To rattle some cages this year, Tennessee will have to lay the groundwork in October and November. That occurs in practice, and the coaches are trying to strike a balance between pushing the tempo and slowing down to teach.
"It's one day at a time," Summitt said. "As a coach and a coaching staff you want to gauge where they are and where they need to be. Sometimes you just can't speed it up because it's all about repetition. It may be constant repetition until they really just instinctively do what it is that you're asking them to do."

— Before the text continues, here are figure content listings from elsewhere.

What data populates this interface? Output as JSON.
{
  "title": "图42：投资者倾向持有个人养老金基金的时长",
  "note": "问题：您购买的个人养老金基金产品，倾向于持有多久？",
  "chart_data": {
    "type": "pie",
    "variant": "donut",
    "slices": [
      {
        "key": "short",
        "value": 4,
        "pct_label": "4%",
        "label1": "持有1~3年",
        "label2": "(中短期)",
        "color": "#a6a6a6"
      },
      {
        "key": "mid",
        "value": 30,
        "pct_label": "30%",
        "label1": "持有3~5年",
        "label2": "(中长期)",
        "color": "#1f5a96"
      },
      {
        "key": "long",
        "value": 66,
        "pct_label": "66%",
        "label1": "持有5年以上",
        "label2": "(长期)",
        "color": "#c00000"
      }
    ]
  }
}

Getting the information to be instinctive and not overloaded is another step in the process that can't be fast-forwarded, especially with freshmen. Summitt saw signs of fatigue in her Sunday practice tape and watched the denouement live on Monday.
"The mind starts to fade," Summitt said. "While they're learning our defense and our offensive schemes, there're breakdowns, because we've thrown a lot at them mentally. Sometimes we have to stop and go back and re-teach. That's going to be part of it."
The team also is being pushed physically, especially post players Amber Gray and Kelley Cain. They both reported early Monday morning for extra conditioning with Mason, who has been charged with getting everyone ready to run this season.
"I'm thankful I have Heather," Summitt said.
All the post players and guards made their suicide sprint times after practice, and Cain and Gray have made progress. But, like everything else, conditioning can't be fast-forwarded. It takes time and repetition.
The coaches kept the throttle open for four days. They will give the players a day off Tuesday from the practice court and reconvene Wednesday afternoon. Summitt, Fuller and Bjorklund will represent Tennessee at SEC Media Days in Birmingham, Ala., on Wednesday and then fly back in time to join practice. The freshmen will likely already be on the floor.
"The challenge for our coaching staff is to know when to be patient and know when to be persistent," Summitt said. "That's just something you have to gauge and have a feel for. After 34 years I think I've got a little bit of a feel for it."